Bitcoin and other cryptocurrencies have revolutionized the way people store and transact currency. Traditional currencies are controlled and transacted using a bank as a middleman. The main feature of cryptocurrencies is that they are decentralized, which means that they are not controlled by any central authority like a government or bank.
Many banks have issued official statements considering their fear of cryptocurrencies becoming mainstream and replacing traditional banking. Also, governments are considering imposing regulations on cryptocurrency transactions, which can be seen as a sign that they feel threatened.
The solution can be not avoiding cryptocurrencies or banning their use but instead trying to learn from them. Banks should think about the features of cryptocurrencies that make people attracted to them, so they can also improve their user’s experience. They should digitalize their way of running the banking business or they risk being left behind. Actually, many banks are very interested in blockchain technologies. It allows Bitcoin and other cryptocurrencies to be traded and it can be the answer to many issues banks traditionally have, such as security, transparency and cost issues.

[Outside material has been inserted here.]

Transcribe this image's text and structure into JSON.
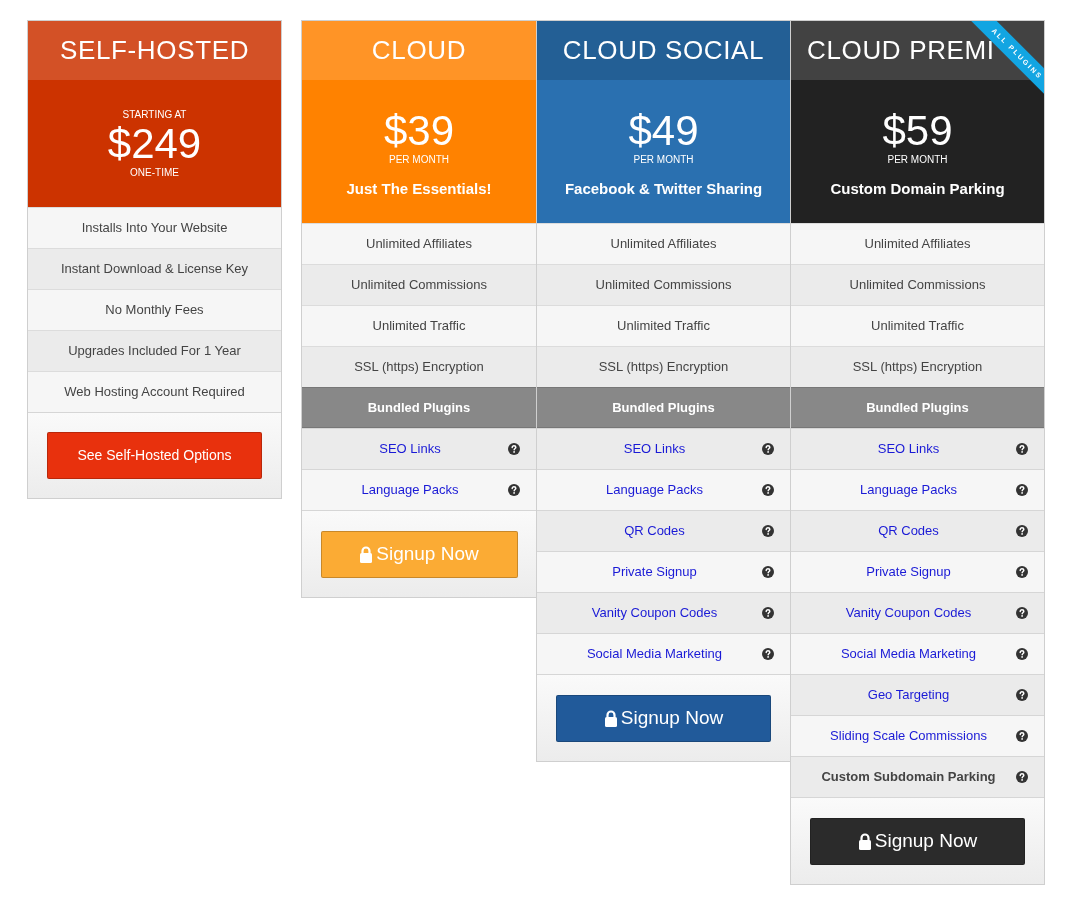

Banks do have some flaws that could be solved by learning from cryptocurrencies, but cryptocurrencies are also not perfect. Cryptocurrency transactions can take more time than bank transactions. This means that banks are definitely doing something right and that the best recipe for success is considering the best features from each option.
In conclusion, something that we can hope to see in the future is something in between traditional banking and cryptocurrencies. Secure, transparent and cheap transactions that don’t take too long. This means banks should stay open to adopting some of the many good qualities cryptocurrencies have but also means that cryptocurrencies have a lot to learn.